Friday, August 20, 2010

An invaluable Resource

English Language and Usage is a free, community driven Q&A site for linguists, etymologists, and serious English language enthusiasts. Visit this site- trust me- it is an exhilarating experience.

Here’s the link again: English Language and Usage

This site uses open ID, so if you have mail accounts on Gmail, yahoo or a host of other sites, you are good to go at the start.

Monday, August 2, 2010

Brakes

What is the first thing that you pay attention to when you are given somebody else's vehicle to drive? Think about it! Is it not usually the brakes of the vehicle? (Okay, I admit, the title is a dead giveaway but let's run with it.) At least I always test the brakes before I start driving the vehicle comfortably.

Now, is it not a bit strange and ironical that the most importance is given to a thing that has a purpose that is an exact antithesis to the very concept of a vehicle? A vehicle aids your movement from one point to another, brakes stop it from doing so. And still they are considered as important as, or even more important than, the systems that aid movement-viz. tires, engine and so forth. Their disruptive influence is welcome and essential. They are essential because had they not existed, the vehicle would never have dared travel at speeds it does for the fear of a wreck. Today, a vehicle with brakes is blissfully nimble, confident in the belief that there are brakes that would not let it go astray.

I hope you can see where this is going. Our civilization, as we know it is akin to a vehicle. It continues its relentless march to future and to the utopian ideals that human kind strives for. It has such wonderful tools such as science and technology and culture and traditions and philosophies and democracies et al. These are the engines of civilization, which move the vehicle of civilization forward. For eons, humans have been a witness to this juggernaut continuing on its relentless march.

Now, as a logical extension to this analogy, what are the brakes to the vehicle of civilization? Are there any at all? Are they as important as brakes in a physical vehicle?

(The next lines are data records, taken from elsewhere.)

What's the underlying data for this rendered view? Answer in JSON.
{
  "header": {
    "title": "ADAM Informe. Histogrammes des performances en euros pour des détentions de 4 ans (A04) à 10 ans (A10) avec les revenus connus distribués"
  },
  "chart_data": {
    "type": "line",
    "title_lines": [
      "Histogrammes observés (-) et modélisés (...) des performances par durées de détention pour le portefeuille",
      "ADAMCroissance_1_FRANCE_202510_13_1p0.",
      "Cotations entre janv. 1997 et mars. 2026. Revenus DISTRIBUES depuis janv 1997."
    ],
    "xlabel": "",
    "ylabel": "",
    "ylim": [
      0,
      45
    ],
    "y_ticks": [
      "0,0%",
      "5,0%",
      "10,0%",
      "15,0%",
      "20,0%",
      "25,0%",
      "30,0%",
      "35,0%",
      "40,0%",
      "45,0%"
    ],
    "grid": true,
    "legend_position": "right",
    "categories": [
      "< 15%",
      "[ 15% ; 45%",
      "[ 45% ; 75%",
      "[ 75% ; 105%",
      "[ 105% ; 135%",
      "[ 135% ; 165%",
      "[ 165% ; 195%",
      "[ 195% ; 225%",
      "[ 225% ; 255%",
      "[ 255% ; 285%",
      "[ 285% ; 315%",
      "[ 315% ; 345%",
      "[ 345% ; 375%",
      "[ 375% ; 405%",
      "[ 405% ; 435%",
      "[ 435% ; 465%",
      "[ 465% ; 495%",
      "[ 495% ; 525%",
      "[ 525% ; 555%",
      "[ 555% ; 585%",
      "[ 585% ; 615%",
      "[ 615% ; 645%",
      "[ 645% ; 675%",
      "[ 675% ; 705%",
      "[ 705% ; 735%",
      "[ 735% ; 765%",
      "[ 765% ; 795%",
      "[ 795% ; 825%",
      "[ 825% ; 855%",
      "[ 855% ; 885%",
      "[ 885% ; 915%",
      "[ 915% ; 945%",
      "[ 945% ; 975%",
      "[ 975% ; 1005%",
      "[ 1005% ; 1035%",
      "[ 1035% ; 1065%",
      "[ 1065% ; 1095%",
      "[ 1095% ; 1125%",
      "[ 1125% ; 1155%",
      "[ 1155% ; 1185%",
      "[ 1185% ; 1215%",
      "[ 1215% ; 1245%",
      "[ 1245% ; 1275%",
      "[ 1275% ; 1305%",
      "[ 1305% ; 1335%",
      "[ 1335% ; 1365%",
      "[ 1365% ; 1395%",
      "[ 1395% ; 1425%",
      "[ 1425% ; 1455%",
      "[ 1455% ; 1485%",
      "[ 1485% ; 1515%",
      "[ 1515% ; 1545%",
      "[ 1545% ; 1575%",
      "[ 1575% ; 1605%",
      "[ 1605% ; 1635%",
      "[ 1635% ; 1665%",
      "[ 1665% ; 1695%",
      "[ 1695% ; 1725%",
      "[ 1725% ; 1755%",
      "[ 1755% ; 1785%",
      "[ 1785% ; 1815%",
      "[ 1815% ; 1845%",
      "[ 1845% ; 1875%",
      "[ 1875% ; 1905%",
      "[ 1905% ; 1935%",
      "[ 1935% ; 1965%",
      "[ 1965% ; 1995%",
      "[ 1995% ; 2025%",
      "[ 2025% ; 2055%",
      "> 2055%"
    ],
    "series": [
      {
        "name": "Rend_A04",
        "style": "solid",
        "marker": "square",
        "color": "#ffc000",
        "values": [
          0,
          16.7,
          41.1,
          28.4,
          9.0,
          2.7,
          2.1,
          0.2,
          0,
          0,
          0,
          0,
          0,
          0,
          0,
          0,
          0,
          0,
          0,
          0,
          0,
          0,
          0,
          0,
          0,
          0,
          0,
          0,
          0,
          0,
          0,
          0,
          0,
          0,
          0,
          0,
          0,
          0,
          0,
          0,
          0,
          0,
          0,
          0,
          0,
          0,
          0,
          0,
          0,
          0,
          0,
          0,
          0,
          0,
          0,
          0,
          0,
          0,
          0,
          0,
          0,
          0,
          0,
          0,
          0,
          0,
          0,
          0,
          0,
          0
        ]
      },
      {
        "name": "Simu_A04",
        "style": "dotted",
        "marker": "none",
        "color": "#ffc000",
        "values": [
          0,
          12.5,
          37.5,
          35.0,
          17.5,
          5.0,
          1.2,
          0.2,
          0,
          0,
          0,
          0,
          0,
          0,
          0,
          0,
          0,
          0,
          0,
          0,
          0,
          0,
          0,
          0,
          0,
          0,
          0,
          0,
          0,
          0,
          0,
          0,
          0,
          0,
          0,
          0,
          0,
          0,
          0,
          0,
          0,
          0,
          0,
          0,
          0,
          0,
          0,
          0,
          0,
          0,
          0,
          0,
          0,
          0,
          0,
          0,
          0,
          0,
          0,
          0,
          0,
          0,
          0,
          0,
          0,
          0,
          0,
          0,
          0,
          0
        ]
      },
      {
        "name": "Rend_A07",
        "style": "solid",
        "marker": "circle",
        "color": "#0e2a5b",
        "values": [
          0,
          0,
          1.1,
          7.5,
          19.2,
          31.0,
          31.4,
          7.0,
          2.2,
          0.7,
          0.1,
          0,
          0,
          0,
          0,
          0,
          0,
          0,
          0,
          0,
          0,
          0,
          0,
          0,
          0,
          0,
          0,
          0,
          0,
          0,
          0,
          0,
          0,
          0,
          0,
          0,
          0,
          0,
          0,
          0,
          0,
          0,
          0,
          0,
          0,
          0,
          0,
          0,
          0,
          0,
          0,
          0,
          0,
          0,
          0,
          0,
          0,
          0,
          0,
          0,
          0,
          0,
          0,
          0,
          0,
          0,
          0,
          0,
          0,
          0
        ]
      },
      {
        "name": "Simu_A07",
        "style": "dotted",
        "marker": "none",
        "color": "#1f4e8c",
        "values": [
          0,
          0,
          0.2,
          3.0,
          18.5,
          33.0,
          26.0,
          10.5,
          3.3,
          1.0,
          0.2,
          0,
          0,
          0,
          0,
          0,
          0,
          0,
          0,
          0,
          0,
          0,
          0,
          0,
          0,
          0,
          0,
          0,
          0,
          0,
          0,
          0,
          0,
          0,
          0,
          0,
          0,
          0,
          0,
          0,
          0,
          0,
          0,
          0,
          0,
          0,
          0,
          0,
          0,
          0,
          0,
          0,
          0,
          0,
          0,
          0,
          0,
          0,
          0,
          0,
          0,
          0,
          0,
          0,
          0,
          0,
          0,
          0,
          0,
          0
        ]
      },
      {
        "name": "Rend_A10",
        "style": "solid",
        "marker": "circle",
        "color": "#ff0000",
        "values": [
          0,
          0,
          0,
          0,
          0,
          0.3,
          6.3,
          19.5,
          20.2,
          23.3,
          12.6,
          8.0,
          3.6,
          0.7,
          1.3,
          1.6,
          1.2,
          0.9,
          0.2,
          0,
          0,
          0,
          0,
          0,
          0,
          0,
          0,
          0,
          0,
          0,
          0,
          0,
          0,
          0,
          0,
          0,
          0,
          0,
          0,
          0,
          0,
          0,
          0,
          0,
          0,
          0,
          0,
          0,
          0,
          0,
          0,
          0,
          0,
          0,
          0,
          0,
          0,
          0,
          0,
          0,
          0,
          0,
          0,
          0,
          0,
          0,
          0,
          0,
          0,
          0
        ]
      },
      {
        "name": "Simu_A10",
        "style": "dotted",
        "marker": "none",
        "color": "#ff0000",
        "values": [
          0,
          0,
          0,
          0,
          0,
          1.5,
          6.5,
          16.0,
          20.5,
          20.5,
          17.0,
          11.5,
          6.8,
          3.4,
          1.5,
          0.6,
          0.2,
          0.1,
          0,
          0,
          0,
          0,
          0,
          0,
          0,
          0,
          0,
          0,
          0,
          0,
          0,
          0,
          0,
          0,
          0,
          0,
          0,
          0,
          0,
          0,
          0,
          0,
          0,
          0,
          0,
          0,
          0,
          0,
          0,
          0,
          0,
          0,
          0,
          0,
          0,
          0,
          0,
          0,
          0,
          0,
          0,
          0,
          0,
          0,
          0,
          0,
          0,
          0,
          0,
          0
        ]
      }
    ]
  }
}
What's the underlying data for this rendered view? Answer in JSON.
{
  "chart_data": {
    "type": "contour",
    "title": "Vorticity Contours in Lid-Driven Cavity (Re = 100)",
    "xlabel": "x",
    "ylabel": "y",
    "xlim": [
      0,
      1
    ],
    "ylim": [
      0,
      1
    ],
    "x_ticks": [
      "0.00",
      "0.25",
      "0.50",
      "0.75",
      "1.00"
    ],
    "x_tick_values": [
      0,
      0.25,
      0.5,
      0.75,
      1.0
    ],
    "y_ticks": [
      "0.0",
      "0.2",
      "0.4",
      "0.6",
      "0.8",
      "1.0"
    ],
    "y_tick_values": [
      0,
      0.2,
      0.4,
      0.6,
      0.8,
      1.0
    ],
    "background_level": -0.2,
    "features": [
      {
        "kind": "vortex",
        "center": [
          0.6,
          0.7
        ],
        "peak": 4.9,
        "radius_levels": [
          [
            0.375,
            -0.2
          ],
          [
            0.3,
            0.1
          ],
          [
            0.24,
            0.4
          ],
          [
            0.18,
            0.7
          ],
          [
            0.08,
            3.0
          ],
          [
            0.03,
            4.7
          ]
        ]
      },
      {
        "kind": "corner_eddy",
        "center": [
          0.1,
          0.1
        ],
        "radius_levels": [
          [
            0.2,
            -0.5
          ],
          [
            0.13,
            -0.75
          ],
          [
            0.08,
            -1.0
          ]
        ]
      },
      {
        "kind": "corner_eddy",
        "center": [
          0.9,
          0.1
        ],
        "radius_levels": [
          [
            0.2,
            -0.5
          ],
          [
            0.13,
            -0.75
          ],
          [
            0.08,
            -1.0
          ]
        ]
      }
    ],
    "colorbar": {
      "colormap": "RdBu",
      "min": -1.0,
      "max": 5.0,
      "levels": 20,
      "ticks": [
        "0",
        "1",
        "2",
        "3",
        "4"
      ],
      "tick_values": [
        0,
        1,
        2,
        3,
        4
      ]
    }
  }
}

The brakes to the civilization are the people who hold on to beliefs that are long irrelevant, refuse to consider new ideas and thwart all attempts to hold a meaningful discourse and discussion on any issue. They still 'knock on the wood' a hundred times a day, believe in horoscopes and planetary influences and live in intellectual caves. Every new idea, be it cloning, or erection of new nuclear reactors, or new vaccines meet with an inflexible resistance that make the progress of ideas as protracted as if they are moving in a pond of morass. They are a disruptive influence, without a shard of doubt, just as brakes are. Need examples? Here they are! Opposition to cloning. Opposition to Nuclear reactors. Stuff people believe in.

Now, is there a silver lining to this cloud? Does this self-ordained rectitude serve a larger purpose in social and civilization unpinning of human sociology?

It turns out that it indeed does. Consider what these attitudes do to our innovators. They compel them to make informed and cautious choices. They compel them to make their arguments bulletproof. It is the heat of skepticism that either bakes the hitherto 'half-baked and worthy' ideas or burns away the unworthy ones. Look at the safety regulations on the erection of nuclear power plants, all under the pressure of the vocal opposition. Also, opposition can act as a great catalyst to ideas, affecting the rate rather than the inputs and outputs. And just like the catalyst in a chemical reaction, all changes to ideas leave them by. And then they are ready to throw their spanners in the next set of wheels.